Они просидели в тишине какое-то время, и Эцио уж было решил, что можно сворачивать тему. Однако, Коннор вдруг огорошил его тихим признанием:
— Я тоже в клинике лежал. В детстве, правда. Мы с матерью жили в резервации, но торговать ездили сюда, в город. Как-то раз у нее сломалась машина, а меня надо было записать в школу, куда ездили остальные ребята с резервации. Никто из соседей тогда не смог нас подбросить, а автобусы ходили редко, так что пошли пешком. Провозились там почти полдня, возвращались в темноте и натолкнулись на пьянчуг на выезде с заправки. Они нас затолкали в машину, меня на переднее, а ее назад. И катали нас по округе, пока не «наразвлекались», после чего выкинули на обочине и уехали. Помню, как бежал до заправки, чтобы позвонить сначала нашим, а уж потом в полицию. Наши хотя бы ей точно поверили, — грустно усмехнулся Коннор. — Она умерла через три дня в нашей больничке. В городскую не взяли — решили, недостаточно серьезные увечья.

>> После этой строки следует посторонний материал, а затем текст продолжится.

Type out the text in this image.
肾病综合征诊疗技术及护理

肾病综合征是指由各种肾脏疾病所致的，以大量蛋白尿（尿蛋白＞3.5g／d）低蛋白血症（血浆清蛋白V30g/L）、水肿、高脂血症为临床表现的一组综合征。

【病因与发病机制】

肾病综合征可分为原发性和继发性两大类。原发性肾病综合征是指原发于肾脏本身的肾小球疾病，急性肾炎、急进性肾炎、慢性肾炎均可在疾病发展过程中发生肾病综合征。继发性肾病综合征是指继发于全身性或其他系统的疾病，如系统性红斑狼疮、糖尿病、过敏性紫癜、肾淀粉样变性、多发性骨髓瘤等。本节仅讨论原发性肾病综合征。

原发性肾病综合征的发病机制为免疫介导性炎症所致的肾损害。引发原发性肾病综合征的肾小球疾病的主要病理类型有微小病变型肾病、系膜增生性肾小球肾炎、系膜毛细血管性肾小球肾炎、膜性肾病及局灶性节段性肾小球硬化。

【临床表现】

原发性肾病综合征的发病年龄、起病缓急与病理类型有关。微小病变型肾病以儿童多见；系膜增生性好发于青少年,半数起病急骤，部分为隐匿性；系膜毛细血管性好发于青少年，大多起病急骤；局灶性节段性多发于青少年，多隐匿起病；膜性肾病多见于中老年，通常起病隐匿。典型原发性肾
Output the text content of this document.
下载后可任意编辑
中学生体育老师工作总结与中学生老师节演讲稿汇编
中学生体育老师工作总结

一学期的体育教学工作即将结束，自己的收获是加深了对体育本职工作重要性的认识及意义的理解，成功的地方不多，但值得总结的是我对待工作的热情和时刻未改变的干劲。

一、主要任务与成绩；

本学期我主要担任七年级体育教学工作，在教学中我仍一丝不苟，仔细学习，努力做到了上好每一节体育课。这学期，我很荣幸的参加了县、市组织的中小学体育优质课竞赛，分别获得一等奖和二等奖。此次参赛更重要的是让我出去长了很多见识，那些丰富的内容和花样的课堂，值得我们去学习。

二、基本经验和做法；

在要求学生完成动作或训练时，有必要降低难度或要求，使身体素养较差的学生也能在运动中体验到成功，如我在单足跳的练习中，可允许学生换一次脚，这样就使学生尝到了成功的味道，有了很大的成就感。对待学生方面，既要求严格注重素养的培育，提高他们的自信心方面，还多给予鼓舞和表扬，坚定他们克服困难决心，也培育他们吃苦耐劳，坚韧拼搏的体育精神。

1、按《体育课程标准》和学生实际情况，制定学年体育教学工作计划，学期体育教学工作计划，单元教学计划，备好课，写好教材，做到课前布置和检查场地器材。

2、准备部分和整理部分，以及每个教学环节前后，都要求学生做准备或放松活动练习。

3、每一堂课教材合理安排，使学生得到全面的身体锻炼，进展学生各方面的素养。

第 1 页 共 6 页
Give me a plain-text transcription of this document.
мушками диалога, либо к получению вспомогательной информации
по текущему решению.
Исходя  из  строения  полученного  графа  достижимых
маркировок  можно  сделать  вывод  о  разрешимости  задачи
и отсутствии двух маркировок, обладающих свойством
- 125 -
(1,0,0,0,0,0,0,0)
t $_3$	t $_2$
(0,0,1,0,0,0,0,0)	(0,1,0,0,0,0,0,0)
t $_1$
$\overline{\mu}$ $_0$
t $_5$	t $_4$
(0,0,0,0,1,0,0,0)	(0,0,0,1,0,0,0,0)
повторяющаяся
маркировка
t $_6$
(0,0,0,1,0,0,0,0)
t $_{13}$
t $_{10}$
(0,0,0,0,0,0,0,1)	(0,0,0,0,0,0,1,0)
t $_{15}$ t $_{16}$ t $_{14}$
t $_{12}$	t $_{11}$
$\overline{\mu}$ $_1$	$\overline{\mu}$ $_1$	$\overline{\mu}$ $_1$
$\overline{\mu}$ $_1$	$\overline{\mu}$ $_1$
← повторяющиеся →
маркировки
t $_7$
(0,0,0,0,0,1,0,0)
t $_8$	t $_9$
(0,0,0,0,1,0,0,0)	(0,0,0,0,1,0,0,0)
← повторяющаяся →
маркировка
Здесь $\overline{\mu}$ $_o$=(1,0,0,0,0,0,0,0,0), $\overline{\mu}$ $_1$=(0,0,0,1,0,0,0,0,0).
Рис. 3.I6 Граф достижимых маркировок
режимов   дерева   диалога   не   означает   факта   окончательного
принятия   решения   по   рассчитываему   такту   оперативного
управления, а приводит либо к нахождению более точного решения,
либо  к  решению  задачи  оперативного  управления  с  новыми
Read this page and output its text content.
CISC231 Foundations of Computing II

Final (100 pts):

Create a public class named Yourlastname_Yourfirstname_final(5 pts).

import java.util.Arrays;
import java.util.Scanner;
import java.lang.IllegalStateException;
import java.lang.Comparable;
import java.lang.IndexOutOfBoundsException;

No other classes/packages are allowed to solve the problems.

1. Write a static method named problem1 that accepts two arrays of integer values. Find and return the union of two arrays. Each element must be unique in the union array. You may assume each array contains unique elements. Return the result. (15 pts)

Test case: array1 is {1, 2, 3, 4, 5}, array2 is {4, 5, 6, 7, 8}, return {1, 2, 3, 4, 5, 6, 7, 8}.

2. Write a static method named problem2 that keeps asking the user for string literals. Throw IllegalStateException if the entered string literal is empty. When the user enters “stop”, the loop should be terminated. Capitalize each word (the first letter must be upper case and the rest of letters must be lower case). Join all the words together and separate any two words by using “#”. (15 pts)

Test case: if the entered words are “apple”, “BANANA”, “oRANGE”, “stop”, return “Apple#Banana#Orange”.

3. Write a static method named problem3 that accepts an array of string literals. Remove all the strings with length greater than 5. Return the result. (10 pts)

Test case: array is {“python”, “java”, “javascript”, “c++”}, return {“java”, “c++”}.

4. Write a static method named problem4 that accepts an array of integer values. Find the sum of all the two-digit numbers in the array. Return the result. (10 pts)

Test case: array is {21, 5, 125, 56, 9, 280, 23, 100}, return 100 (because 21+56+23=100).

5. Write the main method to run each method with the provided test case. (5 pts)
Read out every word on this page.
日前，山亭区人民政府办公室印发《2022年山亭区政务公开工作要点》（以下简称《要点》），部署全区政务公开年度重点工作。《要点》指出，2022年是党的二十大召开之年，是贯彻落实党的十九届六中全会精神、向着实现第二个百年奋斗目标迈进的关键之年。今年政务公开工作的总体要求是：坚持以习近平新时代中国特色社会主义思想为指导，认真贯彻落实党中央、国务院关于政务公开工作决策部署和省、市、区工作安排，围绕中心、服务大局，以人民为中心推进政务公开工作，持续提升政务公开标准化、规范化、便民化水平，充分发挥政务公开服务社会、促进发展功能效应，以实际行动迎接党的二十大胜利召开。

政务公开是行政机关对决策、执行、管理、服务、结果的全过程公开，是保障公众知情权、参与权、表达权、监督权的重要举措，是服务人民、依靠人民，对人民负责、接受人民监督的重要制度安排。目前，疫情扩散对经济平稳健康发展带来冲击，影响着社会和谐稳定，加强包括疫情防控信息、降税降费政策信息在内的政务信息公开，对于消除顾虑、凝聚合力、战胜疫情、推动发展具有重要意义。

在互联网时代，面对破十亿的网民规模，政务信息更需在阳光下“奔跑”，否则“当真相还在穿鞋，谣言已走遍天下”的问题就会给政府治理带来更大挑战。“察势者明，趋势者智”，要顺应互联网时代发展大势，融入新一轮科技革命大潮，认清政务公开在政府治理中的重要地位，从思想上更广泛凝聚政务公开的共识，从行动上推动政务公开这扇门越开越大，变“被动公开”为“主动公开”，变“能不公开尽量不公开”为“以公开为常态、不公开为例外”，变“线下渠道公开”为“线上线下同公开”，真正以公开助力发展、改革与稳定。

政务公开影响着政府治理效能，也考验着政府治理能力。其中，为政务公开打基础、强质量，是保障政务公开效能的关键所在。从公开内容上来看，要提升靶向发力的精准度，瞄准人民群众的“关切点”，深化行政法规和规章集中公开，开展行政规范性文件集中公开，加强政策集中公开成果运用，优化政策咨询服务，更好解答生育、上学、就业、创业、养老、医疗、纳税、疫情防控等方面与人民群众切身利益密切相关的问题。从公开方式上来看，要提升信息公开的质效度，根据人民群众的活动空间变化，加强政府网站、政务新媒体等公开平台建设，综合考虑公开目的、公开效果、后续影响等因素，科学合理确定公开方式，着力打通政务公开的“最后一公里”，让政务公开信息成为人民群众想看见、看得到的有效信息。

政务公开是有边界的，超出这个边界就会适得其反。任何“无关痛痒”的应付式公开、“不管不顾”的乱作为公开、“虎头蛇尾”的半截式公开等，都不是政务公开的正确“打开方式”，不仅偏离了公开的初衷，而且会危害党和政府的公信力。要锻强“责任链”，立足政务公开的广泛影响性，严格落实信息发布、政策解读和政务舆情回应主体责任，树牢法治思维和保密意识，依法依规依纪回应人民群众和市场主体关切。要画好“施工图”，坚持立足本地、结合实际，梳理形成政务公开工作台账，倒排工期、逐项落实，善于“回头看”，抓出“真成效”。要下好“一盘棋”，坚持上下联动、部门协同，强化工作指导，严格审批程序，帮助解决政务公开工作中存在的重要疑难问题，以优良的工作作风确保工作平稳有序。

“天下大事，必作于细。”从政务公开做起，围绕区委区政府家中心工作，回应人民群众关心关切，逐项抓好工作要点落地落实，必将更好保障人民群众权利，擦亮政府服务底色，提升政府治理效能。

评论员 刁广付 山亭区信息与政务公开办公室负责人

— Черт, приятель, — Эцио, подавив тяжелый вздох, приобнял Коннора за плечо. — Ты, выходит, так к опекуну и попал?
— Ага, типа того. Он нас знал. Сначала приезжал в резервацию просто учителем на замену в среднюю школу, а потом туда на постоянку устроился. С матерью дружил, присматривал вроде как за нами, знал ведь, как там матерей-одиночек не любят, особенно с детьми-метисами. Вот мать его и сделала экстренным контактом. Как чувствовала, что понадобится. Так что ему меня легко отдали. Он первый год со мной намучался — я ж не разговаривал тогда вообще, на людей бросался, думал, меня тоже трогать собираются. Так что ему пришлось положить меня в клинику ненадолго.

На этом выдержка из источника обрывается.